* March WCS trades at $24.00/bbl below WTI
* March synthetic trades at $3.25/bbl below WTI
CALGARY, Alberta, Feb 26 (Reuters) - Canadian cash crude prices weakened on Wednesday after Enbridge Inc announced further apportionment on one of its main export pipelines and a leak at the company’s Griffith, Indiana, crude terminal forced a temporary pipeline shutdown.
Western Canada Select heavy blend for March delivery settled at $24.00 per barrel below the West Texas Intermediate benchmark, according to Shorcan Energy brokers.
That compares with a settlement price on Tuesday of $22.50 per barrel below WTI.
Light synthetic crude from the oil sands for March delivery also weakened to $3.25 per barrel below the benchmark, compared with a settlement price on Tuesday of $1.25 per barrel below WTI.

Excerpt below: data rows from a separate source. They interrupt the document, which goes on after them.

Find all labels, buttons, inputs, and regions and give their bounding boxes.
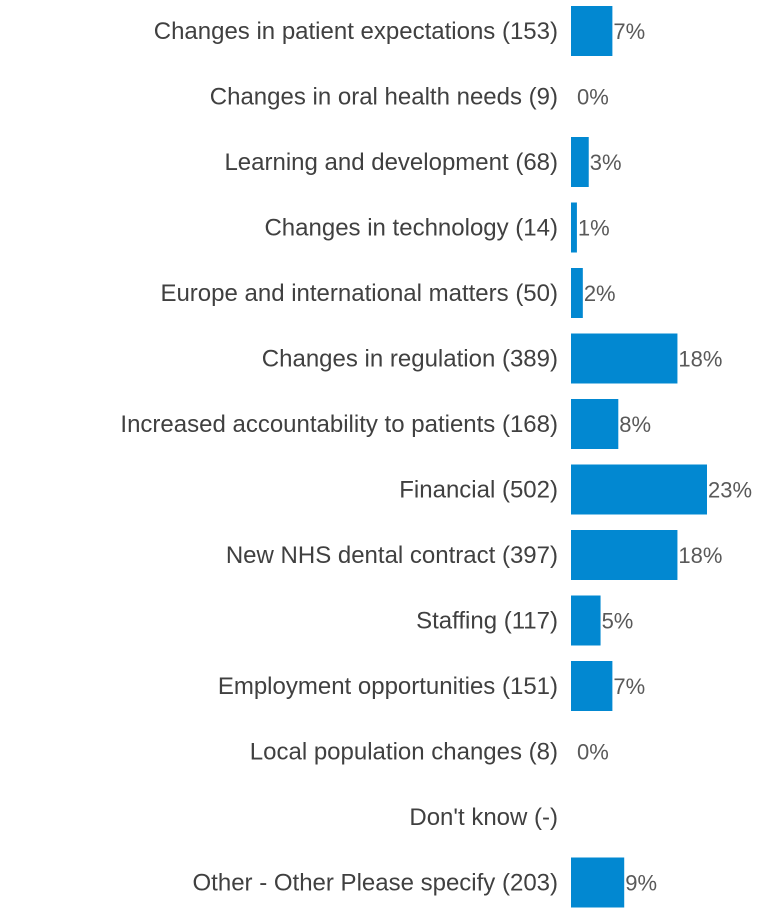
data-label: 7% <box>613 19 645 44</box>
data-label: 18% <box>678 347 722 372</box>
category-label: New NHS dental contract (397) <box>226 542 558 569</box>
data-label: 18% <box>678 543 722 568</box>
category-label: Changes in oral health needs (9) <box>210 84 558 111</box>
bar <box>571 333 678 384</box>
data-label: 3% <box>590 150 622 175</box>
bar <box>571 661 613 711</box>
bar <box>571 530 678 580</box>
data-label: 0% <box>577 85 609 110</box>
data-label: 9% <box>625 871 657 896</box>
category-label: Employment opportunities (151) <box>218 673 558 700</box>
data-label: 5% <box>602 609 634 634</box>
bar <box>571 399 619 449</box>
category-label: Increased accountability to patients (16… <box>120 411 558 438</box>
data-label: 2% <box>584 281 616 306</box>
category-label: Changes in regulation (389) <box>262 346 558 373</box>
bar <box>571 202 577 253</box>
bar <box>571 268 583 318</box>
category-label: Learning and development (68) <box>224 149 558 176</box>
category-label: Europe and international matters (50) <box>160 280 558 307</box>
bar <box>571 6 613 56</box>
category-label: Local population changes (8) <box>250 739 558 766</box>
bar <box>571 137 589 187</box>
bar <box>571 464 707 515</box>
category-label: Staffing (117) <box>416 608 558 635</box>
bar <box>571 857 625 908</box>
data-label: 1% <box>578 216 610 241</box>
data-label: 0% <box>577 740 609 765</box>
category-label: Don't know (-) <box>409 804 558 831</box>
data-label: 23% <box>708 478 752 503</box>
data-label: 8% <box>619 412 651 437</box>
category-label: Other - Other Please specify (203) <box>193 870 558 897</box>
category-label: Changes in patient expectations (153) <box>154 18 558 45</box>
data-label: 7% <box>613 674 645 699</box>
category-label: Changes in technology (14) <box>264 215 558 242</box>
bar <box>571 595 601 646</box>
category-label: Financial (502) <box>399 477 558 504</box>
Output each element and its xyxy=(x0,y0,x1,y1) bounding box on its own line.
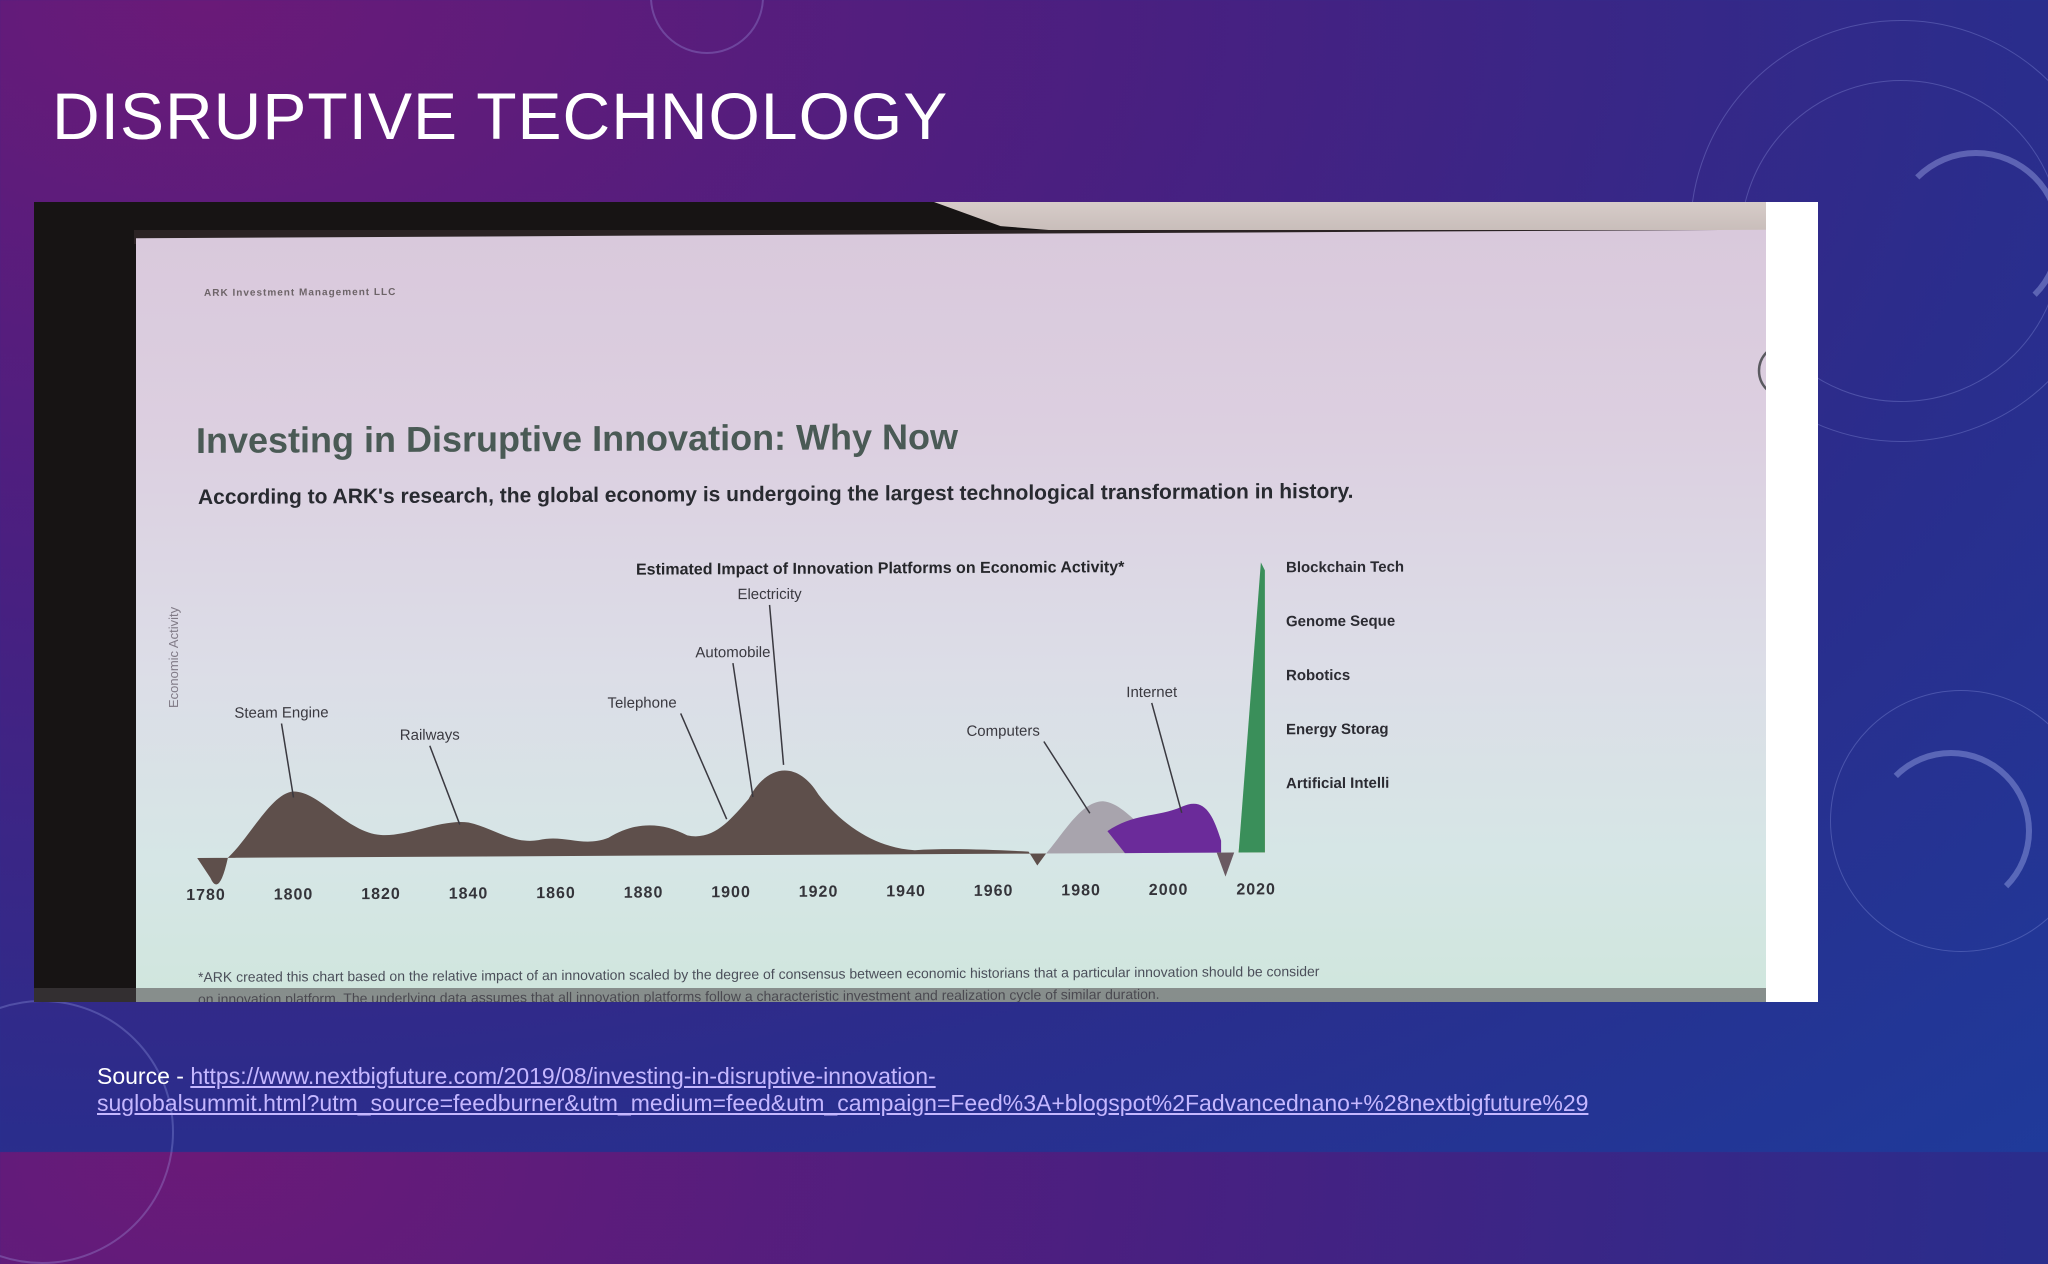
x-tick-label: 2020 xyxy=(1236,881,1276,898)
legend-entry: Energy Storag xyxy=(1286,721,1389,739)
annotation-label: Telephone xyxy=(607,694,676,711)
chart-photo: ARK Investment Management LLC Investing … xyxy=(34,202,1818,1002)
x-tick-label: 1960 xyxy=(974,883,1014,900)
source-link-line1: https://www.nextbigfuture.com/2019/08/in… xyxy=(190,1063,936,1089)
x-tick-label: 2000 xyxy=(1149,882,1189,899)
x-tick-label: 1980 xyxy=(1061,882,1101,899)
annotation-label: Electricity xyxy=(737,586,802,603)
x-tick-label: 1920 xyxy=(799,884,839,901)
annotation-leader xyxy=(1151,702,1183,813)
x-tick-label: 1840 xyxy=(449,885,489,902)
internet-area xyxy=(1107,803,1222,854)
annotation-label: Steam Engine xyxy=(234,704,328,721)
ark-logo-icon xyxy=(1757,343,1766,398)
x-tick-label: 1800 xyxy=(274,886,314,903)
decor-arc xyxy=(1890,150,2048,322)
source-prefix: Source - xyxy=(97,1063,191,1089)
decor-ring xyxy=(0,1000,174,1264)
decor-ring xyxy=(650,0,764,54)
annotation-leader xyxy=(732,663,754,798)
decor-arc xyxy=(1870,750,2032,912)
dip-area xyxy=(1216,852,1235,877)
annotation-label: Internet xyxy=(1126,684,1178,701)
legend-entry: Genome Seque xyxy=(1286,613,1395,631)
x-tick-label: 1820 xyxy=(361,886,401,903)
x-tick-label: 1880 xyxy=(624,885,664,902)
annotation-label: Railways xyxy=(400,727,460,744)
annotation-leader xyxy=(768,604,785,765)
source-link-line2: suglobalsummit.html?utm_source=feedburne… xyxy=(97,1090,1589,1116)
projector-screen: ARK Investment Management LLC Investing … xyxy=(136,229,1766,1002)
photo-bottom-edge xyxy=(34,988,1766,1002)
legend-entry: Robotics xyxy=(1286,667,1350,684)
source-link[interactable]: https://www.nextbigfuture.com/2019/08/in… xyxy=(97,1063,1977,1117)
x-tick-label: 1900 xyxy=(711,884,751,901)
legend-entry: Blockchain Tech xyxy=(1286,559,1404,577)
x-tick-label: 1940 xyxy=(886,883,926,900)
slide-title: DISRUPTIVE TECHNOLOGY xyxy=(52,79,949,153)
annotation-leader xyxy=(429,745,461,825)
source-citation: Source - https://www.nextbigfuture.com/2… xyxy=(97,1063,1977,1117)
x-tick-label: 1780 xyxy=(186,887,226,904)
annotation-label: Automobile xyxy=(695,644,770,661)
annotation-leader xyxy=(280,723,295,798)
annotation-leader xyxy=(679,713,728,820)
emerging-area xyxy=(1238,562,1265,853)
annotation-leader xyxy=(1043,741,1091,814)
annotation-label: Computers xyxy=(966,723,1039,740)
legend-entry: Artificial Intelli xyxy=(1286,775,1389,793)
x-tick-label: 1860 xyxy=(536,885,576,902)
impact-chart: Steam Engine Railways Telephone Automobile E… xyxy=(186,559,1404,904)
historical-innovation-area xyxy=(197,770,1047,885)
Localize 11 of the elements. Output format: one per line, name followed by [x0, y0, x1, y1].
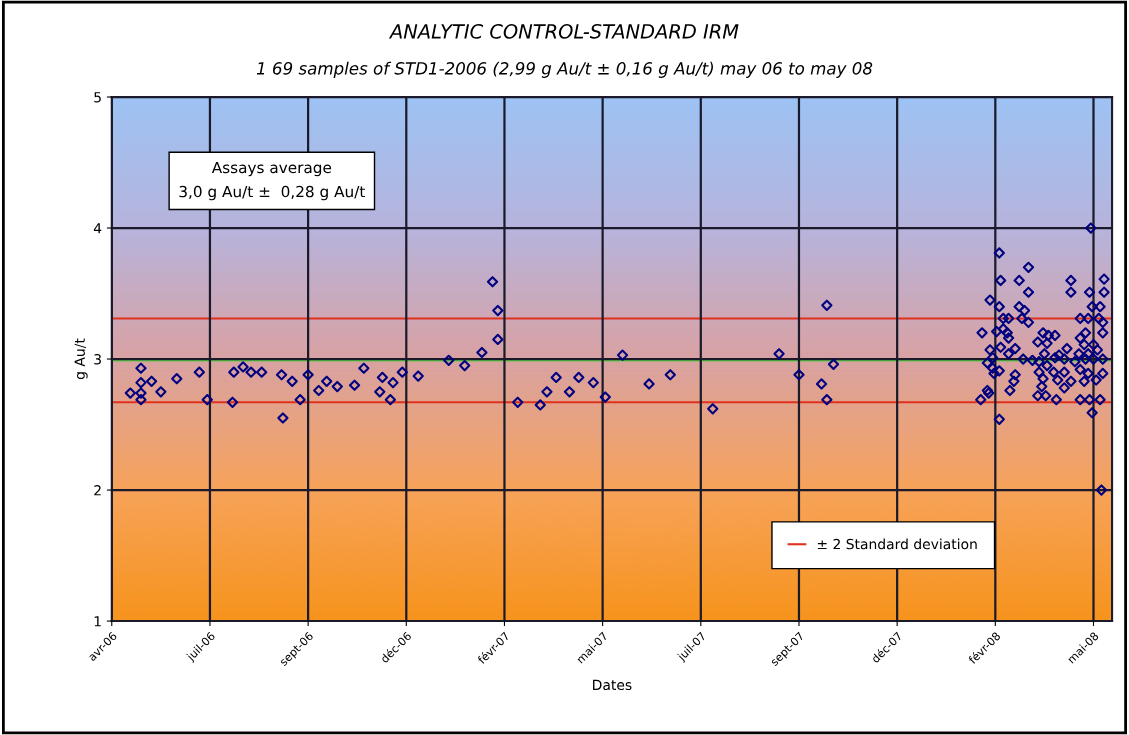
chart-title: ANALYTIC CONTROL-STANDARD IRM — [388, 24, 739, 39]
y-axis-title: g Au/t — [74, 338, 88, 380]
y-tick-label: 1 — [94, 616, 101, 627]
annotation: Assays average 3,0 g Au/t ± 0,28 g Au/t — [179, 161, 365, 201]
y-tick-label: 2 — [94, 485, 101, 496]
y-tick-label: 5 — [94, 92, 101, 103]
chart-subtitle: 1 69 samples of STD1-2006 (2,99 g Au/t ± 0,16 g Au/t) may 06 to may 08 — [256, 61, 873, 78]
legend-label: ± 2 Standard deviation — [817, 538, 977, 550]
y-tick-label: 3 — [94, 354, 101, 365]
x-axis-title: Dates — [593, 679, 632, 691]
y-tick-label: 4 — [93, 223, 102, 234]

Two trading sources said Enbridge had rationed space on the 231,000 barrel-per-day Line 6B by a further 35 percent in March.
That is in addition to 10 percent March apportionment announced last week for Line 6B, which carries crude between Griffith, Indiana, and Sarnia, Ontario.
Pipeline apportionment can weigh on prices as it fans concerns that oil sands crude will get bottlenecked in Alberta.
Trading volumes were muted however, given the Canadian crude market is currently outside the nearly three-week-long trading window starting on the first of each month, in which the bulk of trading takes place.
Enbridge was also forced to temporarily shut all pipelines in and out of the Griffith terminal after a leak, originally estimated at 1,500 barrels of crude, was discovered inside the facility on Tuesday morning.
Spokesman Larry Springer said the leak was fully contained within the Enbridge site and the pipelines would be restarted later on Wednesday evening. He added that the total release volume was likely less than the 1,500 barrels first reported.
Traders in Calgary said news of the spill and temporary shutdown helped push crude prices lower.